«Bibliotime», anno XIV, numero 3 (novembre 2011)

Precedente Home Successiva



Sara Dinotola

Frank Schirrmacher, La libertà ritrovata. Come (continuare a) pensare nell'era digitale; Clay Shirky, Surplus cognitivo. Creatività e generosità nell'era digitale



Frank Schirrmacher, La libertà ritrovata. Come (continuare a) pensare nell'era digitale, Codice Edizioni, 2010.

Clay Shirky, Surplus cognitivo. Creatività e generosità nell'era digitale, Codice Edizioni, 2010.

Frank Schirrmacher ne La libertà ritrovata. Come (continuare a) pensare nell'era digitale e Clay Shirky in Surplus cognitivo. Creatività e generosità nell'era digitale indagano uno dei temi attualmente più discussi da sociologi, esperti della comunicazione e professionisti della mediazione della conoscenza: gli impatti che si manifestano sul singolo individuo e sull'intera società, in seguito alla sempre più massiccia diffusione dei nuovi media che hanno segnato l'era digitale, espressione che ritroviamo nei sottotitoli di entrambe le opere.

I due studiosi tuttavia seguono un differente approccio. L'autore tedesco riflette preoccupato sugli aspetti negativi di questa era, che a suo parere stanno portando ad una robotizzazione del cervello, anche se è convinto che sia ancora possibile per l'uomo mantenere o ritrovare la sua libertà e la sua capacità di pensare, specie se sarà in grado di proteggere le sue peculiarità.

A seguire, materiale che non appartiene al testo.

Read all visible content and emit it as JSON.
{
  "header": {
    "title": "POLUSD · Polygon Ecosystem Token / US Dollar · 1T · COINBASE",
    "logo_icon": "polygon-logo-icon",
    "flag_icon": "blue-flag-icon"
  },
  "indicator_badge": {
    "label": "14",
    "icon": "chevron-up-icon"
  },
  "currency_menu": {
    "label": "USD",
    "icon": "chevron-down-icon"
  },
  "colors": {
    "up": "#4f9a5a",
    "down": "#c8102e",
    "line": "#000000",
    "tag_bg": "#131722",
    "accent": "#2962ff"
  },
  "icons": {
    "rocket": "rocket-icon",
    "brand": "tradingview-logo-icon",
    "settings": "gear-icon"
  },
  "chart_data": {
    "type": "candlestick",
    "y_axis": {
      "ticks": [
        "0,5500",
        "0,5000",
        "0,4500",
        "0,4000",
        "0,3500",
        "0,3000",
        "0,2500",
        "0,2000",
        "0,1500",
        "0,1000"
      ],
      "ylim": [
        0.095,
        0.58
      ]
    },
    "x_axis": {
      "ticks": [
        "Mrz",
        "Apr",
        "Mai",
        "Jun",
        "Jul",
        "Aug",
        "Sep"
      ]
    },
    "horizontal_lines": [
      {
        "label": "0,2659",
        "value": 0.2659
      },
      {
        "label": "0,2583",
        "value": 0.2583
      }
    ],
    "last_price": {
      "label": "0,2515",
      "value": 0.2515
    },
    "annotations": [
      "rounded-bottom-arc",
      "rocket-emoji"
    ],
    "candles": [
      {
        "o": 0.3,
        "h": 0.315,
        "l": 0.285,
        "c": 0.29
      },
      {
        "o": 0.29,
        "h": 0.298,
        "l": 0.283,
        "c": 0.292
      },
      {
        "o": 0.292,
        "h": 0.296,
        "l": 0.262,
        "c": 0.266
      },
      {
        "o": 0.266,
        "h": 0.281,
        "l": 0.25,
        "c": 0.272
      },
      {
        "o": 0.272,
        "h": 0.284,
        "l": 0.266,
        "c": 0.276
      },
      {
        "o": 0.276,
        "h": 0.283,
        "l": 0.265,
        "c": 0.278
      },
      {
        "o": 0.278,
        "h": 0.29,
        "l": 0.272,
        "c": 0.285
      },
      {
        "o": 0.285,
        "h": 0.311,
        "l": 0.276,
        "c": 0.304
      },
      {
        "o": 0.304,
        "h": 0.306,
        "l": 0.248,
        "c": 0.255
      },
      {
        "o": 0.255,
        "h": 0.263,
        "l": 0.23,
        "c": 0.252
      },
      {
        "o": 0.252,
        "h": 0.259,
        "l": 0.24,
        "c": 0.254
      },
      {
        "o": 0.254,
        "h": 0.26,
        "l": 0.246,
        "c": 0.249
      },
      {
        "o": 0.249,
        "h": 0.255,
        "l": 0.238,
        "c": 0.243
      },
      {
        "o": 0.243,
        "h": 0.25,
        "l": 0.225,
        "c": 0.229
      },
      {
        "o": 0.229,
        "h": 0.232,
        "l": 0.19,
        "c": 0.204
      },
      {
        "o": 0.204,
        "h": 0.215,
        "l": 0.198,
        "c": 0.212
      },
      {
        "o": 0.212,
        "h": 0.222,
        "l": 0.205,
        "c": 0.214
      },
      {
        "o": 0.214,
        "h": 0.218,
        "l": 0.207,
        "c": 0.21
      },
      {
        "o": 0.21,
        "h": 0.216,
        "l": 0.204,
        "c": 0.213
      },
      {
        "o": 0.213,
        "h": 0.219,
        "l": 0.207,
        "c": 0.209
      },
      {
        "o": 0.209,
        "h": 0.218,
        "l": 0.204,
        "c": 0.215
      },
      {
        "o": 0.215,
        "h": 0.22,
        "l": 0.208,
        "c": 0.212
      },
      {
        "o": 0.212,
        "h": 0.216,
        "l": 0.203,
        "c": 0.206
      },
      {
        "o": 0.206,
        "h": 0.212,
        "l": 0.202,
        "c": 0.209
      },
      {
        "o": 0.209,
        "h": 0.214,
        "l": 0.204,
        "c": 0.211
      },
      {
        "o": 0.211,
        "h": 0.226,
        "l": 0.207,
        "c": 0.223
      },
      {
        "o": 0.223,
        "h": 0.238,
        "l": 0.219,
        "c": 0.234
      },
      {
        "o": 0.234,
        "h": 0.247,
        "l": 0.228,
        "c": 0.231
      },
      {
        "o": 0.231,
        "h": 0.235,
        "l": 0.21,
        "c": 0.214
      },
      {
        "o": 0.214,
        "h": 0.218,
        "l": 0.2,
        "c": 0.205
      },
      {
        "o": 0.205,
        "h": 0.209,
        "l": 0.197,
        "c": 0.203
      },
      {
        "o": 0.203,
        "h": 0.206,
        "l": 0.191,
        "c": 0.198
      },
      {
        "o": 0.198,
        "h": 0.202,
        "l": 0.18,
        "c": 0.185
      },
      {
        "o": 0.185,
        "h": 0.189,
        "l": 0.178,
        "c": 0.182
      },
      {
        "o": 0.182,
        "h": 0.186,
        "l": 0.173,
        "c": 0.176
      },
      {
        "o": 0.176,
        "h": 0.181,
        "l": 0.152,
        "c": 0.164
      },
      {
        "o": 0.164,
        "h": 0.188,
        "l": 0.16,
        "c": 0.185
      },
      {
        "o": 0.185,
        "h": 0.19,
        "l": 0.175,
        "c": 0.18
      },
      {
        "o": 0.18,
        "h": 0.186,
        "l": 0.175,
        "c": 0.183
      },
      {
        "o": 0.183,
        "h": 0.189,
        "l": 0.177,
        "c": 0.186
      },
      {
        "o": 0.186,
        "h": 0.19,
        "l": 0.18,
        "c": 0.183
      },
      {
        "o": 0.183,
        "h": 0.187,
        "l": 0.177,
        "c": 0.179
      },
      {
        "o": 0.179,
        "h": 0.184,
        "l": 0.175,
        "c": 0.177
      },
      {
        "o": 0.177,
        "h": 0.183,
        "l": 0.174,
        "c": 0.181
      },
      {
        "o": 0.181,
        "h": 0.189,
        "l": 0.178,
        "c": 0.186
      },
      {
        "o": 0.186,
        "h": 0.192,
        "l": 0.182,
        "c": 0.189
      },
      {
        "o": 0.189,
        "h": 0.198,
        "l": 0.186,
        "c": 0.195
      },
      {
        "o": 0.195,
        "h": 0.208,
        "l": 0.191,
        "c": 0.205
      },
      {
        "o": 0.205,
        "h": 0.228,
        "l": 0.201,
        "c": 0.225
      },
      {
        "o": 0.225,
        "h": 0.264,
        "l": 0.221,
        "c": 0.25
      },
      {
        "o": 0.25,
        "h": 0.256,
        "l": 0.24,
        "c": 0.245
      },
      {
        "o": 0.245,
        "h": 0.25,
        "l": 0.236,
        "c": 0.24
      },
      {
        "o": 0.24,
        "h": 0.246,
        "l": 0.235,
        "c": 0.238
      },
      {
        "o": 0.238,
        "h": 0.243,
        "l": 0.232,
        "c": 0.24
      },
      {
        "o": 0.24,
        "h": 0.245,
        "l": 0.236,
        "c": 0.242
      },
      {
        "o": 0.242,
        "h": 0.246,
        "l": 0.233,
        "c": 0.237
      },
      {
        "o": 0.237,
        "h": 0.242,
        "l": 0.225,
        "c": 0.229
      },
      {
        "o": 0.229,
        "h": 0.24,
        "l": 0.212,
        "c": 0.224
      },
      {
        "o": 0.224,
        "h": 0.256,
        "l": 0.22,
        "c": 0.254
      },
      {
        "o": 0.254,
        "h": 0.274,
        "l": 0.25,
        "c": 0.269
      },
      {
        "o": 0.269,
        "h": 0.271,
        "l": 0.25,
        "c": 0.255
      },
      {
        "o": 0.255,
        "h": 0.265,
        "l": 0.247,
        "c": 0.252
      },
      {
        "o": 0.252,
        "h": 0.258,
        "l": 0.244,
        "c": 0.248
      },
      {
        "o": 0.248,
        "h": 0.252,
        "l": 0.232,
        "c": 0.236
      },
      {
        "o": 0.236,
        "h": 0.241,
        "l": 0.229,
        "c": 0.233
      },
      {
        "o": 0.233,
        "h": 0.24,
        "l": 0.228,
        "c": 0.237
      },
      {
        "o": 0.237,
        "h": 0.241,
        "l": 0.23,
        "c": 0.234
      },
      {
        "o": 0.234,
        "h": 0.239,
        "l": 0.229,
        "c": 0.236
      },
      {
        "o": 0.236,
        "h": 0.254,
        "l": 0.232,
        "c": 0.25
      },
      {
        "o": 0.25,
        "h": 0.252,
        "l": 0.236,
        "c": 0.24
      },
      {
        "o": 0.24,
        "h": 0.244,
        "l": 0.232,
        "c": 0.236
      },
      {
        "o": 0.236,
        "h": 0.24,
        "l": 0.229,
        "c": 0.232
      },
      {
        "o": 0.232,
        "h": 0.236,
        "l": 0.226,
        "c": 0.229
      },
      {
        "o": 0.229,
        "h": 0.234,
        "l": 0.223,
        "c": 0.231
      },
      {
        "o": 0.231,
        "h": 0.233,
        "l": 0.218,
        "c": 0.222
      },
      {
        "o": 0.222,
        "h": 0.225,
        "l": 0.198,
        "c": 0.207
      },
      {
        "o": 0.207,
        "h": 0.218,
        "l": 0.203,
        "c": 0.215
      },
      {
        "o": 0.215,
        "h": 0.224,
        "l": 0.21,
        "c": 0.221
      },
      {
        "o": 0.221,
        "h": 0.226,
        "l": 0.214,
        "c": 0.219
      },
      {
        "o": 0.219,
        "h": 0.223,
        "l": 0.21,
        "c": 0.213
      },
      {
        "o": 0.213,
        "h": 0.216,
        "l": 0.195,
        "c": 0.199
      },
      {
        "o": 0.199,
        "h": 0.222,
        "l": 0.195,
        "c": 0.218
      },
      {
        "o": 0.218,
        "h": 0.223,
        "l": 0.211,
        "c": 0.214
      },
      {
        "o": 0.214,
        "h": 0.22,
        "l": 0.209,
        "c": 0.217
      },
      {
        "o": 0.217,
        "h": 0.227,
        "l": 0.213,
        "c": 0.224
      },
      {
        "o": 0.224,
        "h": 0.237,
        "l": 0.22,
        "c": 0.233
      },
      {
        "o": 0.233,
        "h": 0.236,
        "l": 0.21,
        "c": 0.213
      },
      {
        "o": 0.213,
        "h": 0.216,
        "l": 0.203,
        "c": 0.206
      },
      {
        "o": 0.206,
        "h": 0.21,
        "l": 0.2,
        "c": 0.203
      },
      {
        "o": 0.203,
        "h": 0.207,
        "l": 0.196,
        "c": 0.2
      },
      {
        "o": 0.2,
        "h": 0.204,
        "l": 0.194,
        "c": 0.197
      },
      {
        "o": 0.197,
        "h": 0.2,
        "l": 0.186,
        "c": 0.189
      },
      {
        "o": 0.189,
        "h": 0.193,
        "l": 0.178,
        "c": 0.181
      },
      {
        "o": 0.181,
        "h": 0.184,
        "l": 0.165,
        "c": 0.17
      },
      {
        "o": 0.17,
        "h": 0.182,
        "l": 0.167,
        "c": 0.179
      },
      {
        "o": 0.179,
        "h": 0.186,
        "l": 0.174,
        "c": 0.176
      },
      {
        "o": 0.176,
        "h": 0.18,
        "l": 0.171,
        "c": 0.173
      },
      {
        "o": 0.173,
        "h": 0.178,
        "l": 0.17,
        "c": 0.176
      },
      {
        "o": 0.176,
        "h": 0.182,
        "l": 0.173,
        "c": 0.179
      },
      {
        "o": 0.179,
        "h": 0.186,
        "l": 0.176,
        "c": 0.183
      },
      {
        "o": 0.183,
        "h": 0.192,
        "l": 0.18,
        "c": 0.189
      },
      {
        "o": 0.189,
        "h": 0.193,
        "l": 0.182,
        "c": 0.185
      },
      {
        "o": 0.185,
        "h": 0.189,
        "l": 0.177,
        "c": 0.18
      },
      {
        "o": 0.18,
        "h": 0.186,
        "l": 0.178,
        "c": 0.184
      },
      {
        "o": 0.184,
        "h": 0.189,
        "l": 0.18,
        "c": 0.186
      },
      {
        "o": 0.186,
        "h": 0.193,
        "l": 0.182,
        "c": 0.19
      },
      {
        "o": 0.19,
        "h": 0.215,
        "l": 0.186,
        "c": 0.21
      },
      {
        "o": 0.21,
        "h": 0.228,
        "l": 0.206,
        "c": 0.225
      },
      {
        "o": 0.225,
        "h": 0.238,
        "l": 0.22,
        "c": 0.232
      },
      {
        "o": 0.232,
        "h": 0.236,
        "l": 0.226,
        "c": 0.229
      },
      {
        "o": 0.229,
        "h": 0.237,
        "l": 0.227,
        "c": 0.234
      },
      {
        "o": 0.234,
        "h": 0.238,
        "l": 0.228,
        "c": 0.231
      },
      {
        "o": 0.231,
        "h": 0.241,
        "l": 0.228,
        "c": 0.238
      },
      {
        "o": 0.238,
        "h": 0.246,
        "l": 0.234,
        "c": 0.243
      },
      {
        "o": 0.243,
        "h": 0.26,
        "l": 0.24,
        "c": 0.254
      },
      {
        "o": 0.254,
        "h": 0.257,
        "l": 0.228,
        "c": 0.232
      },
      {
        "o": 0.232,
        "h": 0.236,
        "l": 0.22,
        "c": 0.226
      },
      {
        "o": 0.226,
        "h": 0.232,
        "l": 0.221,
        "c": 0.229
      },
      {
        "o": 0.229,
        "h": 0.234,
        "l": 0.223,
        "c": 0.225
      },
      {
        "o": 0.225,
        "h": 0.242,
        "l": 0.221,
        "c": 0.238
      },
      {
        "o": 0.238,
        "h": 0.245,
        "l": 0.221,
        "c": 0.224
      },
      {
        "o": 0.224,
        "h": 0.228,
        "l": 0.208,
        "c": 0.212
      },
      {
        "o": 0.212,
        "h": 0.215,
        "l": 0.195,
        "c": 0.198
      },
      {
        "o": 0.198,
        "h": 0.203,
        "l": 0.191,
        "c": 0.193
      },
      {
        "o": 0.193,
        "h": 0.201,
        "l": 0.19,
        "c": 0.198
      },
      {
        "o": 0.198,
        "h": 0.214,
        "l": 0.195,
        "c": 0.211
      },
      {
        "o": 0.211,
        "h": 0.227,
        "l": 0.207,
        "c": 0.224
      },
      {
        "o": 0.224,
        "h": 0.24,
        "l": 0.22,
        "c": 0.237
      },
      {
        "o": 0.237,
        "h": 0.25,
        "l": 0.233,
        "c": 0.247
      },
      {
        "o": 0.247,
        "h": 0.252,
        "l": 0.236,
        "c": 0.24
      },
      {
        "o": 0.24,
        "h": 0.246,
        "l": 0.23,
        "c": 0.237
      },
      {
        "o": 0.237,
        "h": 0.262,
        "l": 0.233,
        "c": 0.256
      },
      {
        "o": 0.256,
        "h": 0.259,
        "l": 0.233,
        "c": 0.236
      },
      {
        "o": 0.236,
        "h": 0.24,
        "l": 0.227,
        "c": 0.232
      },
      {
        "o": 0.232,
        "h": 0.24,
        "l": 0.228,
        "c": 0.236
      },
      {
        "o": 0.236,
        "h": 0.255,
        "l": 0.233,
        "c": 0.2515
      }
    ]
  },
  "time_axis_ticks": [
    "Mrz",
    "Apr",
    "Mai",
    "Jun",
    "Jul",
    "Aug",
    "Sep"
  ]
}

Lo studioso americano, invece, continuando il percorso intrapreso con il suo precedente libro Uno per uno, tutti per tutti, descrive entusiasta gli scenari che si stanno profilando in questa nuova epoca dei social media e dimostra grande fiducia nella capacità dell'uomo di utilizzare al meglio tali strumenti per trarre dalle sperimentazioni un alto valore individuale e soprattutto sociale.

Partiamo dal libro di Frank Schirrmacher, che è suddiviso in due parti: nella prima, intitolata "Perché facciamo ciò che non vogliamo fare", l'autore fa una dettagliata e preoccupante diagnosi della situazione attuale; nella seconda, dal titolo "Come possiamo riprendere il controllo del nostro pensiero", propone una cura che può portare a risolvere i problemi che si stanno manifestando e che si acuiranno se non si interverrà in modo corretto e tempestivo.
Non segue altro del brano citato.